Hubris helps to explain rappers who feel above the law, labor leaders caught with hands in the till, Madison Square Garden executives who treat women with disdain, and perhaps newspapers that win prizes and then become tainted by scandal.

The Mets are but the latest to show that hubris can lead to tragedy — not that the team’s principal owner, Fred Wilpon, would necessarily buy that argument.

He went to Shea Stadium yesterday. As he walked in, he was asked for an autograph by Sgt. First Class James Earl Lancaster Jr. of the United States Army. Sergeant Lancaster, who said he had orders to head to Afghanistan in a few weeks, was in uniform.

Mr. Wilpon said he had spoken with the sergeant’s “boss” after the Sunday debacle. He meant President Bush, once a part-owner of the Texas Rangers.
“I told your boss this is not a tragedy,” Mr. Wilpon said. “Tragedy is when one of yours” — and here he pointed to Sergeant Lancaster — “comes home from over there missing an arm.”

Maybe he had the world in proper perspective. Still, on this day, it was hard not to feel that if Euripides were around, probably writing for Broadway, he might have concluded that those whom the gods would destroy, they first make Mets.

Copyright 2007 The New York Times Company

October 2nd, 2007, 06:16 PM
Ow. Ow ow ow ow ow.

ali r.
{downtown broker}

October 3rd, 2007, 06:23 PM
As a huge Mets fan, I am really crushed about the Mets melting down at the end of the season. But any baseball fan would of saw this coming. Omar didn't do a damn thing in the offseason or trading deadline to replace key players in the bullpen. Our pitching staff was either old (Glavine, El Duque) or erratic (Perez, Maine,) or hurt (Martinez, El Duque) Pedro was out for a good chuck of the season, so we didn't really had that one super-star pitcher that we could count on.

Our hitting wasn't as good as it was back last season. I don't expect the Mets to pound teams for 7+ runs a games, but it's crazy that the Mets would have games in witch they would score at most 2 runs.

Another factor was Reyes.

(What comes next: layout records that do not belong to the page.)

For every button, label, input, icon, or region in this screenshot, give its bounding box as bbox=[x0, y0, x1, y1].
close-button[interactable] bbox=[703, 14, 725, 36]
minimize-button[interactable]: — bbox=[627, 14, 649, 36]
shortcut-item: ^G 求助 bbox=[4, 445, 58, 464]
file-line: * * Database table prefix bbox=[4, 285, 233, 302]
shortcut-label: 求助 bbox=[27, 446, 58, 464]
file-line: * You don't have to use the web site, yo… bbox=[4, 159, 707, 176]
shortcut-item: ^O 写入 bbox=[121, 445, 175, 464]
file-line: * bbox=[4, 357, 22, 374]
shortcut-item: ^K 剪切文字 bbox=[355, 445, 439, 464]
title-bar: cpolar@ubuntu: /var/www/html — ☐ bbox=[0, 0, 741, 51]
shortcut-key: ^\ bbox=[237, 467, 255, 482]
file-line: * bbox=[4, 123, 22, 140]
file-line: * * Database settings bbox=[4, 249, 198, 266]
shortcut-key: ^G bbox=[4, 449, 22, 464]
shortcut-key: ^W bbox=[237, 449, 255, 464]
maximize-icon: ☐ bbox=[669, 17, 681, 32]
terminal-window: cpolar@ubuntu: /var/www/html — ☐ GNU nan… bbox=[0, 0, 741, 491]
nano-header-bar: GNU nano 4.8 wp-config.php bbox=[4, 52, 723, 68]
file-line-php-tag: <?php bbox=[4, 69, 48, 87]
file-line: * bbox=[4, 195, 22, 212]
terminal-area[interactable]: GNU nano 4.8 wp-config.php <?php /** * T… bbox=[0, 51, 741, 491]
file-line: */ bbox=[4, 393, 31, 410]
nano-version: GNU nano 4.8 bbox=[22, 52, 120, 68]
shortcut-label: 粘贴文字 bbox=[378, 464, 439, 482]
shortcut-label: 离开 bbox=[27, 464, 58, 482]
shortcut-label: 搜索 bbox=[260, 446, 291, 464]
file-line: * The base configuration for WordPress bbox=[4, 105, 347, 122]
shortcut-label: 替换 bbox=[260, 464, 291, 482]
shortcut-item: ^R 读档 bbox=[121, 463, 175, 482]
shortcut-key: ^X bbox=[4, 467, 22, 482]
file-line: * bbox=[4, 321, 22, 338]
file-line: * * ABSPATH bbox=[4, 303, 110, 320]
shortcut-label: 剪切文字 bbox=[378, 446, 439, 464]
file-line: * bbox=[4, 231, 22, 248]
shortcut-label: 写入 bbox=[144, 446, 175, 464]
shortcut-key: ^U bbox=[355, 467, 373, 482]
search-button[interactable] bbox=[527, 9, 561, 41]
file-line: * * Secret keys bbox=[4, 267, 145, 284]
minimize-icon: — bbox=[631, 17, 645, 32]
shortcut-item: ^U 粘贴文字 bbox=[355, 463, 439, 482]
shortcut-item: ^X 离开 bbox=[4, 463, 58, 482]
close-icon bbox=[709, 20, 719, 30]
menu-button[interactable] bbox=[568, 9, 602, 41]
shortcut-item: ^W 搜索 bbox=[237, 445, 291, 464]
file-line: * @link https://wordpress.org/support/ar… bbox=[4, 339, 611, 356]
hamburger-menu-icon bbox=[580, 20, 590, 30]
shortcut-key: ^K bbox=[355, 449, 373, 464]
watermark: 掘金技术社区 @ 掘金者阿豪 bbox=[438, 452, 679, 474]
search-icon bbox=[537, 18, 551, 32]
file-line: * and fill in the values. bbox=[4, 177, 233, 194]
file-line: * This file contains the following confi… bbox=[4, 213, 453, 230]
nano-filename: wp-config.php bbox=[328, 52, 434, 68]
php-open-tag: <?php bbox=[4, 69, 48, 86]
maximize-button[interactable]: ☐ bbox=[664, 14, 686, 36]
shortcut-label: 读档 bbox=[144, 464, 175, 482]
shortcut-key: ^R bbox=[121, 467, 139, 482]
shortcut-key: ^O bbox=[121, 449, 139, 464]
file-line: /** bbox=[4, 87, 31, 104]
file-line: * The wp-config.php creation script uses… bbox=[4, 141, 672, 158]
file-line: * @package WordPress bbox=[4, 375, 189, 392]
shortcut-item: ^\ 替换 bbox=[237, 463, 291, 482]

This guy became a pop-up machine in starting in late August. This guy tries to hit every thing to center field. He is a fast base-runner.. BUNT!! if you can't get a hit!!!

Most of all, the bullpen. Mota, Sosa, Schoenweis, Heilman, Wagner all had their breakdown moments this season. Ah... tough to watch.

October 3rd, 2007, 11:58 PM
The Mets will get Johan Santana in the off season, and if they don't at least make the NLCS next season, Willie and Omar will be gone. Not exactly a bold prediction.

October 10th, 2007, 04:33 AM
When you make comments like "We're so good that we get bored with the rest of the league", and "We can start winning whenever we want", you deserve to lose and get a smack in the face wake up call and a slam back down to the hard mat of reality. There heads got larger than Mr. Mets's plain and simple. I hope they got plenty of room for all that humble pie they'll be eating all off season.